Tyler Fiecke debuted as a fiction writer in the Department of First Stories of EQMM’s May/June 2022 issue with the story “Runner.” For a brief period years ago, EQMM had a Department of Second Stories, for which this tale would have qualified as the author’s second published work. Mystery writers often have parallel careers. This author is a Le Cordon Bleu-trained chef by day.
Cath Staincliffe is a novelist with more than two dozen books in print, a radio playwright, and the creator of the ITV hit series Blue Murder. She’s also a short-story writer who won (jointly) the British Crime Writers Association’s Short Story Dagger in 2012.
A native San Franciscan, Jerry Kennealy is the current president of the Private Eye Writers of America; in 2017 he received the PWA’s lifetime achievement award. He’s a former police officer and licensed P.I. who has twenty-six novels and ten short stories in print. This new story brings back Johnny O’Rorke, who starred in two Kennealy novels.
William Burton McCormick placed second for our 2021 Readers Award with “Demon in the Depths,” which starred Santa Ezeriņa, this story’s sleuth. He was nominated for a 2023 Edgar for “Locked-In” (AHMM).
Anna Scotti has sold a dozen stories to EQMM in the five years since her EQMM debut. Many have been in the series to which this story belongs, starring WITSEC participant Cam Baker. One of her nonseries stories, “Schrödinger, Cat” placed third for the 2022 Readers Award and is now up for the ITW Thriller Award.
Joseph Koenig’s first novel, Floater (1986), was nominated for an Edgar Allan Poe Award. His fiction has also brought him nominations for the Shamus and Macavity awards, and his novel Brides of Blood (1993) was named a New York Times Notable Book. The New York author’s work previously appeared in EQMM in 1992.
In addition to producing series in several other genres, Thomas K. Carpenter has been writing historical mysteries set in the Ancient World for at least a decade.
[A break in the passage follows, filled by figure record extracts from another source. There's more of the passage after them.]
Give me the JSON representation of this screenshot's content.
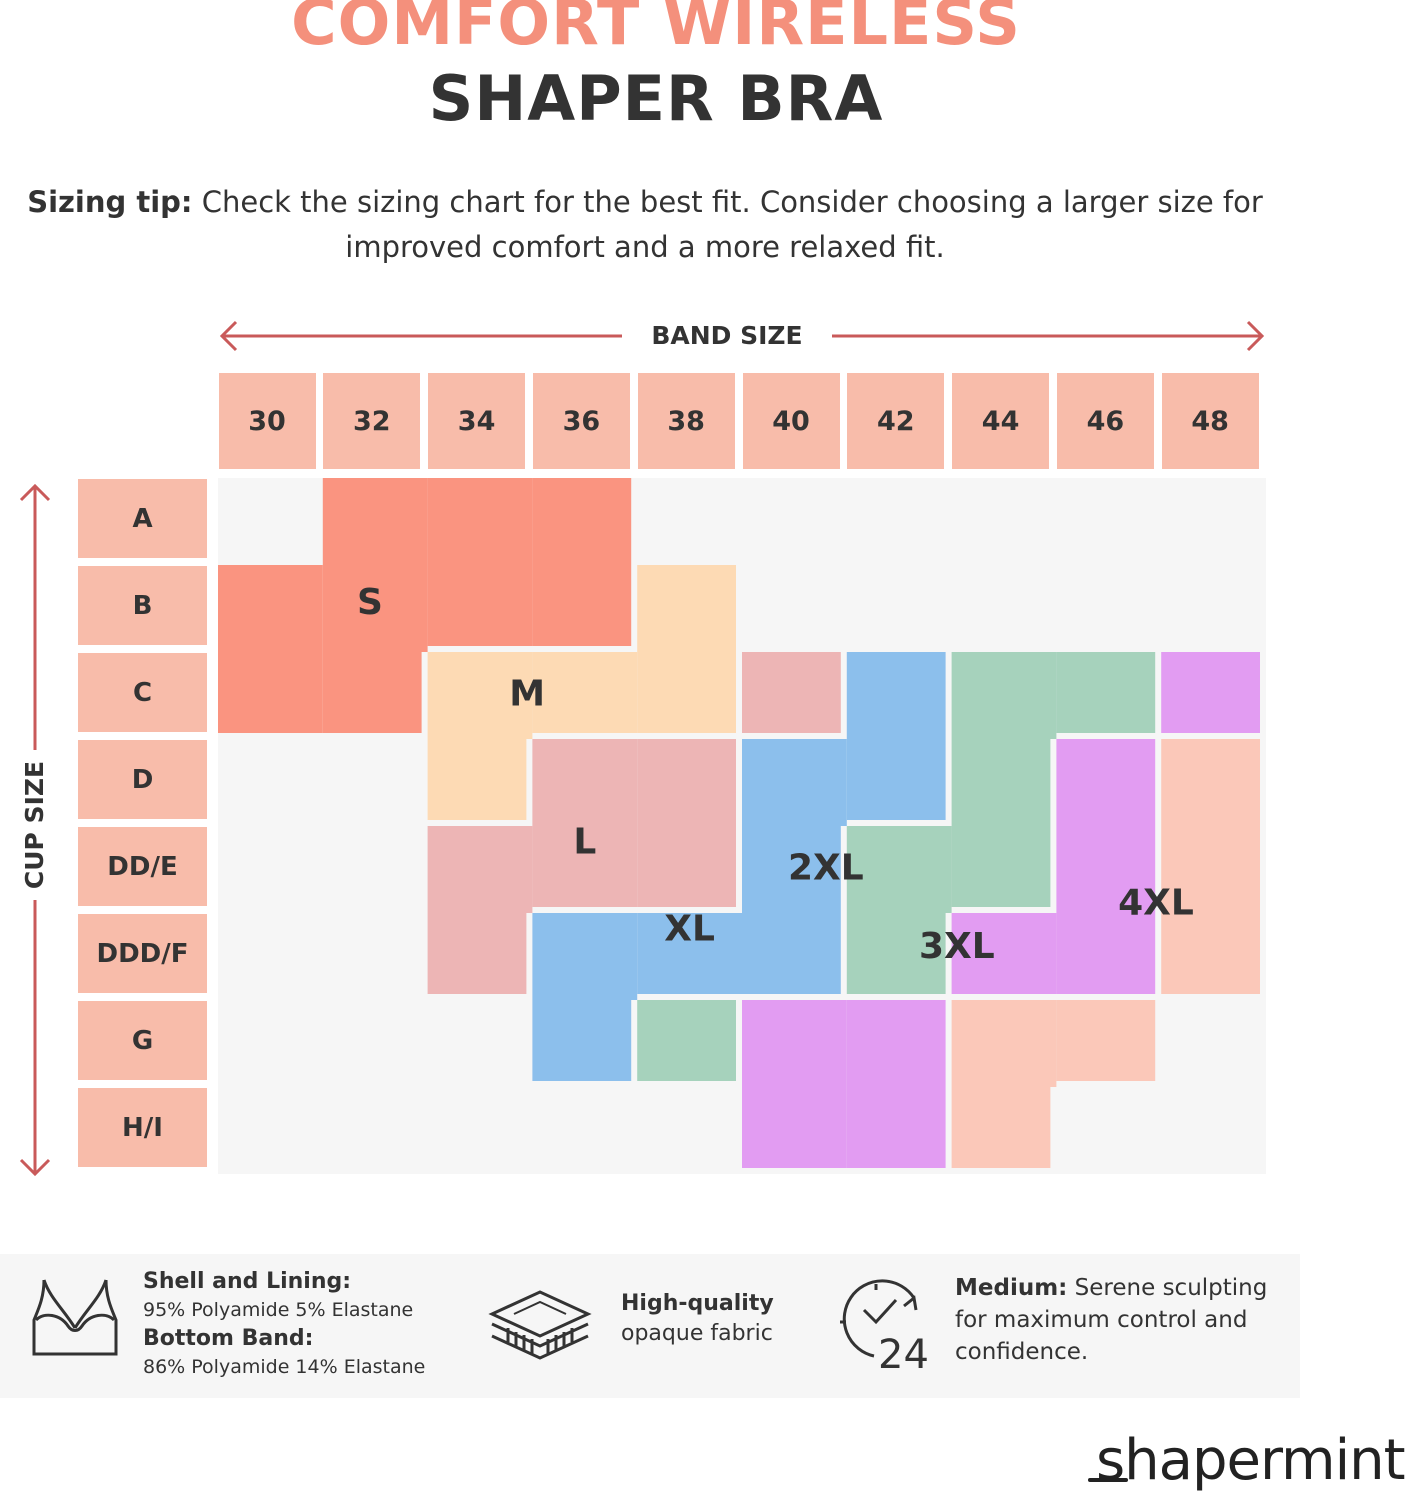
{
  "title": {
    "line1": "COMFORT WIRELESS",
    "line2": "SHAPER BRA"
  },
  "sizing_tip": {
    "label": "Sizing tip:",
    "text": " Check the sizing chart for the best fit. Consider choosing a larger size for improved comfort and a more relaxed fit."
  },
  "band_axis": {
    "label": "BAND SIZE",
    "values": [
      "30",
      "32",
      "34",
      "36",
      "38",
      "40",
      "42",
      "44",
      "46",
      "48"
    ]
  },
  "cup_axis": {
    "label": "CUP SIZE",
    "values": [
      "A",
      "B",
      "C",
      "D",
      "DD/E",
      "DDD/F",
      "G",
      "H/I"
    ]
  },
  "colors": {
    "header": "#f8bcaa",
    "grid": "#f6f6f6",
    "arrow": "#c95a5a",
    "S": "#fa9480",
    "M": "#fddab4",
    "L": "#edb5b5",
    "XL": "#8cbfec",
    "2XL": "#a6d2bc",
    "3XL": "#e29cf2",
    "4XL": "#fbc8b9"
  },
  "chart_data": {
    "type": "table",
    "band_sizes": [
      "30",
      "32",
      "34",
      "36",
      "38",
      "40",
      "42",
      "44",
      "46",
      "48"
    ],
    "cup_sizes": [
      "A",
      "B",
      "C",
      "D",
      "DD/E",
      "DDD/F",
      "G",
      "H/I"
    ],
    "sizes": [
      {
        "name": "S",
        "cells": [
          [
            "A",
            "32"
          ],
          [
            "A",
            "34"
          ],
          [
            "A",
            "36"
          ],
          [
            "B",
            "30"
          ],
          [
            "B",
            "32"
          ],
          [
            "B",
            "34"
          ],
          [
            "B",
            "36"
          ],
          [
            "C",
            "30"
          ],
          [
            "C",
            "32"
          ]
        ]
      },
      {
        "name": "M",
        "cells": [
          [
            "B",
            "38"
          ],
          [
            "C",
            "34"
          ],
          [
            "C",
            "36"
          ],
          [
            "C",
            "38"
          ],
          [
            "D",
            "34"
          ]
        ]
      },
      {
        "name": "L",
        "cells": [
          [
            "C",
            "40"
          ],
          [
            "D",
            "36"
          ],
          [
            "D",
            "38"
          ],
          [
            "DD/E",
            "34"
          ],
          [
            "DD/E",
            "36"
          ],
          [
            "DD/E",
            "38"
          ],
          [
            "DDD/F",
            "34"
          ]
        ]
      },
      {
        "name": "XL",
        "cells": [
          [
            "C",
            "42"
          ],
          [
            "D",
            "40"
          ],
          [
            "D",
            "42"
          ],
          [
            "DD/E",
            "40"
          ],
          [
            "DDD/F",
            "36"
          ],
          [
            "DDD/F",
            "38"
          ],
          [
            "DDD/F",
            "40"
          ],
          [
            "G",
            "36"
          ]
        ]
      },
      {
        "name": "2XL",
        "cells": [
          [
            "C",
            "44"
          ],
          [
            "C",
            "46"
          ],
          [
            "D",
            "44"
          ],
          [
            "DD/E",
            "42"
          ],
          [
            "DD/E",
            "44"
          ],
          [
            "DDD/F",
            "42"
          ],
          [
            "G",
            "38"
          ]
        ]
      },
      {
        "name": "3XL",
        "cells": [
          [
            "C",
            "48"
          ],
          [
            "D",
            "46"
          ],
          [
            "DD/E",
            "46"
          ],
          [
            "DDD/F",
            "44"
          ],
          [
            "DDD/F",
            "46"
          ],
          [
            "G",
            "40"
          ],
          [
            "G",
            "42"
          ],
          [
            "H/I",
            "40"
          ],
          [
            "H/I",
            "42"
          ]
        ]
      },
      {
        "name": "4XL",
        "cells": [
          [
            "D",
            "48"
          ],
          [
            "DD/E",
            "48"
          ],
          [
            "DDD/F",
            "48"
          ],
          [
            "G",
            "44"
          ],
          [
            "G",
            "46"
          ],
          [
            "H/I",
            "44"
          ]
        ]
      }
    ]
  },
  "features": {
    "shell_heading": "Shell and Lining:",
    "shell_value": "95% Polyamide 5% Elastane",
    "band_heading": "Bottom Band:",
    "band_value": "86% Polyamide 14% Elastane",
    "fabric_heading": "High-quality",
    "fabric_value": "opaque fabric",
    "clock_number": "24",
    "medium_label": "Medium:",
    "medium_line1": " Serene sculpting",
    "medium_line2": "for maximum control and",
    "medium_line3": "confidence."
  },
  "icons": [
    "bra-icon",
    "fabric-layers-icon",
    "clock-24-icon"
  ],
  "brand": {
    "logo": "shapermint"
  }
}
His series character Magistrate Ovid of Alexandria returns here in a remarkable case: one that involves thrilling action, a brilliant puzzle, absorbing history, and early scientific discoveries
Kathrin Heinrichs was born in a small village in Germany’s Sauerland region. Since 1999 she’s worked as a freelance author and cabaret artist. In addition to two series of crime novels, she’s produced many satirical pieces about everyday life and short mystery stories. This one won the 2022 Glauser prize for the best German language short crime fiction.
Nearly twenty years ago the first of several stories featuring series character John Ennis appeared in EQMM. Ennis was in law enforcement (a deputy) in all of his seven EQMM appearances prior to this one. In this new case he’s retired, but acting against some old nemeses from his time wearing a badge. His creator, David Knadler, is a former newspaper journalist.
Gabriela Stiteler is a writer and educator based in Portland, Maine. She tells us that she grew up in Northwestern Pennsylvania on a steady diet of paperbacks from the Golden Age of detective fiction and classic noir films. Lately, she says, she’s been thinking about how bad a person can be before they’re irredeemable, a question underlying this, her first, published story.
Paul O’Connor briefly wrote comics and for decades developed video games, most recently as game director for Amazon’s Lord of the Rings. His haunting debut fiction is set at a video-game studio.